Despite being a central public figure in gay activism, Choi, who came out of the closet two years ago, suffers from the same issues that plague many people when they come out. “I’m not fully part of the gay community. I am very new to the gay community. As a military person, it was very difficult for me to embrace the diversity of our entire movement, but I quickly had to because they were embracing me. At the same time, I am not fully there as far as feeling as if I am a solid part of the community. I feel like I am a solid part of the movement, but not the community.”
While Choi believes the repeal is great news, he insists there is still a lot more work that needs to be done. He says, “If this certification drags, I have no problem starting a Supreme Court case.

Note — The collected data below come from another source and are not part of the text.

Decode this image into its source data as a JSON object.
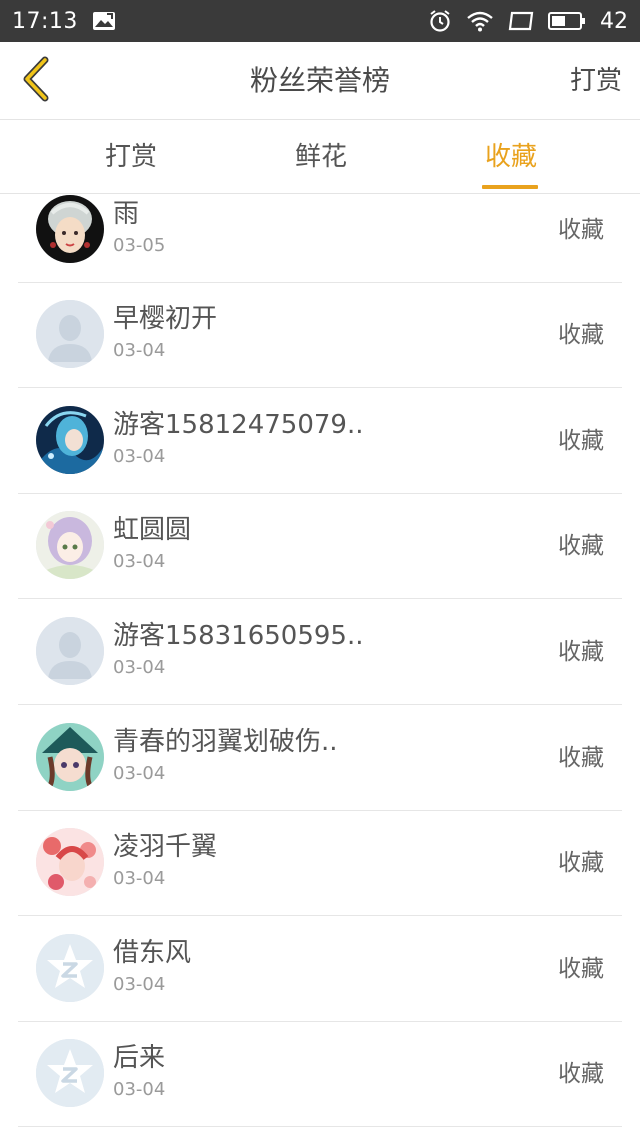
{
  "status_bar": {
    "time": "17:13",
    "battery": "42",
    "icons": [
      "image-notification-icon",
      "alarm-icon",
      "wifi-icon",
      "screen-icon",
      "battery-icon"
    ]
  },
  "header": {
    "back_icon": "chevron-left-icon",
    "title": "粉丝荣誉榜",
    "action": "打赏"
  },
  "tabs": [
    {
      "label": "打赏",
      "active": false
    },
    {
      "label": "鲜花",
      "active": false
    },
    {
      "label": "收藏",
      "active": true
    }
  ],
  "colors": {
    "accent": "#e9a21d",
    "status_bar": "#3a3a3a",
    "text": "#555555",
    "subtext": "#9a9a9a",
    "divider": "#e6e6e6"
  },
  "fans": [
    {
      "name": "雨",
      "date": "03-05",
      "action": "收藏",
      "avatar": "painted-portrait-avatar"
    },
    {
      "name": "早樱初开",
      "date": "03-04",
      "action": "收藏",
      "avatar": "default-person-avatar"
    },
    {
      "name": "游客15812475079..",
      "date": "03-04",
      "action": "收藏",
      "avatar": "anime-blue-hair-avatar"
    },
    {
      "name": "虹圆圆",
      "date": "03-04",
      "action": "收藏",
      "avatar": "anime-lavender-hair-avatar"
    },
    {
      "name": "游客15831650595..",
      "date": "03-04",
      "action": "收藏",
      "avatar": "default-person-avatar"
    },
    {
      "name": "青春的羽翼划破伤..",
      "date": "03-04",
      "action": "收藏",
      "avatar": "anime-witch-hat-avatar"
    },
    {
      "name": "凌羽千翼",
      "date": "03-04",
      "action": "收藏",
      "avatar": "anime-red-flowers-avatar"
    },
    {
      "name": "借东风",
      "date": "03-04",
      "action": "收藏",
      "avatar": "qzone-star-avatar"
    },
    {
      "name": "后来",
      "date": "03-04",
      "action": "收藏",
      "avatar": "qzone-star-avatar"
    }
  ]
}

I intend to go on the Federal level and augment the other cases. We cannot let up on the pressure.”
Last Friday morning, Choi was admitted to the hospital and diagnosed with Combat PTSD (post-traumatic stress disorder). He explains, “I was suicidal and I finally dealt with it. I finally said that it got to be too much.” According to Choi his suicidal thoughts are a composite of coming out to his family and the world, not having people he can trust, and not seeking therapy when he returned from a tour of duty in Iraq. “I am medicated,” Choi says, “I am on a medication to help me sleep and to deal with my anxiety attacks.” He further explains, ” I have a recurring nightmare of Iraqi men with no hands and no heads asking me to help them out.”
As the movement propels forward and the LGBT community continues to push towards equality on all levels, Choi is trying to “learn to balance [his]fervor with [his]human needs.”
“I found a truth throughout this year that I might not have seen when I first started: action and sacrifice speaks much more loudly than the best crafted, eloquent speech.” With that said, Choi offhandedly mentions, “the Libertarian party has asked me to run for Senate, because I am old enough in 2012.” While Choi will not confirm whether he will run, he reiterates his dedication to equal rights, stating, “success for me would be to deeply fall in love again, have a family, and really become something of a professor without portfolio for equal rights.”